Ico and Shadow of the Colossus both get the exact same thing right: The story is small, but delivered upfront and then told, endlessly, in the gameplay itself. Ico creates its premise swiftly: The story of two people, trapped in a castle, come to rely upon each other. Then the entire game devotes itself to reinforcing that idea; the usual lack of enemies (and that those enemies who do appear try to separate the two characters) and wide empty spaces, the way that the models are animated to emphasise their togetherness (notice the way save points work, with the characters waking up after having fallen asleep on each other's shoulders; or the way the girl looks at the boy's hand if her hand is held). Shadow of the Colossus creates its faustian bargain (Sixteen lives in exchange for one) and then depopulates its world into only those sixteen, makes those creatures beautiful, and visibly degrades its main character upon each death.

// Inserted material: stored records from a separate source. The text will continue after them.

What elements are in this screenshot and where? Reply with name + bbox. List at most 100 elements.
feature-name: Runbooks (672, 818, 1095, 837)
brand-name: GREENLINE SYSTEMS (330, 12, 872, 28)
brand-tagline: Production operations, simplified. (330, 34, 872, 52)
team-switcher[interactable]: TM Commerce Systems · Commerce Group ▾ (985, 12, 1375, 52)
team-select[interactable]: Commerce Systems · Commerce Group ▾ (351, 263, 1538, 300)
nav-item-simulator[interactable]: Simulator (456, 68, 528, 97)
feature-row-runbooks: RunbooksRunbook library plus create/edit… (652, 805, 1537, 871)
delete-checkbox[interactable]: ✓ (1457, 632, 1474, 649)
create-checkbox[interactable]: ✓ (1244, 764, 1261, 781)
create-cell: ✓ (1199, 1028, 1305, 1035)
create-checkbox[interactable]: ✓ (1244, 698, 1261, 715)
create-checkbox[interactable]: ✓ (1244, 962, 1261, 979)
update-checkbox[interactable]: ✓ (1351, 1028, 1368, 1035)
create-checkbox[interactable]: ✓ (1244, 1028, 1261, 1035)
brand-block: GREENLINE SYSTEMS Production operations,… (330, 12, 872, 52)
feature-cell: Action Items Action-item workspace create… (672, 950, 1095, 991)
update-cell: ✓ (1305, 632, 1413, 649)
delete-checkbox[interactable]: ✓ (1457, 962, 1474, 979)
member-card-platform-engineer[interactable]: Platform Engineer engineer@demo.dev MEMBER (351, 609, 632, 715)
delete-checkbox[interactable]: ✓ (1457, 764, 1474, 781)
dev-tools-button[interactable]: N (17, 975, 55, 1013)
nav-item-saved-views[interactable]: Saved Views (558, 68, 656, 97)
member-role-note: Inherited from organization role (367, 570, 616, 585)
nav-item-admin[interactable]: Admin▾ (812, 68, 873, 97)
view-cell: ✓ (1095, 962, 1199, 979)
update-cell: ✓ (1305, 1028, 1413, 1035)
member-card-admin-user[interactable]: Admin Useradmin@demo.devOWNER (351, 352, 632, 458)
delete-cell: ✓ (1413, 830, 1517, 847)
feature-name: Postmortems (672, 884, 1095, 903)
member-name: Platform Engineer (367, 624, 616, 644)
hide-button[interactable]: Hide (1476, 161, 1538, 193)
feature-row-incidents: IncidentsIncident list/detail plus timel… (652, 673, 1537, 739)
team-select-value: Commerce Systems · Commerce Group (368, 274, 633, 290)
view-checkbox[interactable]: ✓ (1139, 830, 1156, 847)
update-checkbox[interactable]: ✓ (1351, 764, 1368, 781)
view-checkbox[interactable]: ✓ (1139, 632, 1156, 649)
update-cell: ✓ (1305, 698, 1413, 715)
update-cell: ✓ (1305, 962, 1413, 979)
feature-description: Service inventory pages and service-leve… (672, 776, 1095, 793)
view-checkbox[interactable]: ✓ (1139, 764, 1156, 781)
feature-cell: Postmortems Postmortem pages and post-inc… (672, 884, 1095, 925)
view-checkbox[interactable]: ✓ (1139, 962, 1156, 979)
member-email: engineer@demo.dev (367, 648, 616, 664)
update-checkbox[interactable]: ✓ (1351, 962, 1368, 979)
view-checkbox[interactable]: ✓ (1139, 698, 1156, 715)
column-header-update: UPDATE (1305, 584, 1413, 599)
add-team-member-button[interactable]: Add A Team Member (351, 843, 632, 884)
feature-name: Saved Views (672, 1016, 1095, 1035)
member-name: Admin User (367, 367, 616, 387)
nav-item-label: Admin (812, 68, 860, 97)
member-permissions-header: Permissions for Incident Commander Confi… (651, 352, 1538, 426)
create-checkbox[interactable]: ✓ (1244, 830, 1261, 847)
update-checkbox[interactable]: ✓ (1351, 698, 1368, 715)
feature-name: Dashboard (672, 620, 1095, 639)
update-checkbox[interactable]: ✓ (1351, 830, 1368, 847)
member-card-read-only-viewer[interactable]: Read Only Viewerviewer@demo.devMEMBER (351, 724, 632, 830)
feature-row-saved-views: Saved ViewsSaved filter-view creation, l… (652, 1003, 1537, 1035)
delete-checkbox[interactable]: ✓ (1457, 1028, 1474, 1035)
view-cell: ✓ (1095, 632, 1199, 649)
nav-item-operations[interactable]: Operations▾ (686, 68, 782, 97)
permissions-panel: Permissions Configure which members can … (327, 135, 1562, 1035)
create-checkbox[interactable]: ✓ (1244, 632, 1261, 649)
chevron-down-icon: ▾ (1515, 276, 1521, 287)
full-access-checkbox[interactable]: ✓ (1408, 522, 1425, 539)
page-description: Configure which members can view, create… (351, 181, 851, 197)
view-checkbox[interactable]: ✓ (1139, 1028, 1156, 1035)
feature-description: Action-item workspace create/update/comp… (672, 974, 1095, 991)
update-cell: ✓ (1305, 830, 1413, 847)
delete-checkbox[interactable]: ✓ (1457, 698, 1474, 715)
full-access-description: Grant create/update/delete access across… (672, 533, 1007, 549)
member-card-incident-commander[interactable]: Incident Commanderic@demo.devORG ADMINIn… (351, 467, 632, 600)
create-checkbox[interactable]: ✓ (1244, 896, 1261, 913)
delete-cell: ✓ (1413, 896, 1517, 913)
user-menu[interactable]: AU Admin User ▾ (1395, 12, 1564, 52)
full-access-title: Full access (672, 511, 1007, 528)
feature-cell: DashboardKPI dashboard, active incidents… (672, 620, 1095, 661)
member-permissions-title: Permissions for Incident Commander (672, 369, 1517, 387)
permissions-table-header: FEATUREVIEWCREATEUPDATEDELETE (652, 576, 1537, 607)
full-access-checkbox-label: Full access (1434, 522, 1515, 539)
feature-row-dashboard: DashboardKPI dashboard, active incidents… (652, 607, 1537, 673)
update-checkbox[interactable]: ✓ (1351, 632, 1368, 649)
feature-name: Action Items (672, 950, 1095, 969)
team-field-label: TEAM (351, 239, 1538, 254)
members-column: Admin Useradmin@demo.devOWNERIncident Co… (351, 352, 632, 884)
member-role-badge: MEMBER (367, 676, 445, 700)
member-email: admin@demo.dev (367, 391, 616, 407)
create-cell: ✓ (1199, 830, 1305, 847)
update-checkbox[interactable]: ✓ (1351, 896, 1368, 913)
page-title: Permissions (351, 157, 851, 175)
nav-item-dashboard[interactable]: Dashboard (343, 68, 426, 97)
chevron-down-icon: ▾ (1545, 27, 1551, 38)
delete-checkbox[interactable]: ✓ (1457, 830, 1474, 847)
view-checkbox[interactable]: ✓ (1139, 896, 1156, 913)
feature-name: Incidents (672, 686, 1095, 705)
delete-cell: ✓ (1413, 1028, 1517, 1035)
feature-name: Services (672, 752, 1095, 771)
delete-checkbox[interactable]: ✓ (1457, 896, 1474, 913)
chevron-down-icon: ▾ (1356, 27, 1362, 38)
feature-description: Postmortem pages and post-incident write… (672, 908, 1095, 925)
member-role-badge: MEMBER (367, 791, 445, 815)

Far Cry 2 understands this model and subverts it slightly by only revealing its point in words halfway in. None the less, it's all told in the gameplay: Give you a clear objective, and then set none of your missions as leading you to completing it, while ramping up the game's brutality and violence in every possible fashion. The player comes to realise the story not through the cut-scenes (which are mostly red herrings) but in gameplay itself. Its Heart of Darkness inspired journey to the dark side is left entirely to the player to realise.
Neither of these have complex storylines, deeply realised characters or plotting twists of the games you praise above, but they resonate thematically, and the more and more I think about it, the more I think this is what games do well. I think we need to think about what good storytelling is in games, because I think it's going to wind up being wholly different to any other medium.
ps. Aquaria, which I have not played, sounds very much like what I would admire. The Path almost got there, but I think the game designers meager programming skills actually got in the way -- The flat forest floor and awkward controls destroyed what would have been an exceptionally powerful theme the game strove to develop: The joy of disobedience.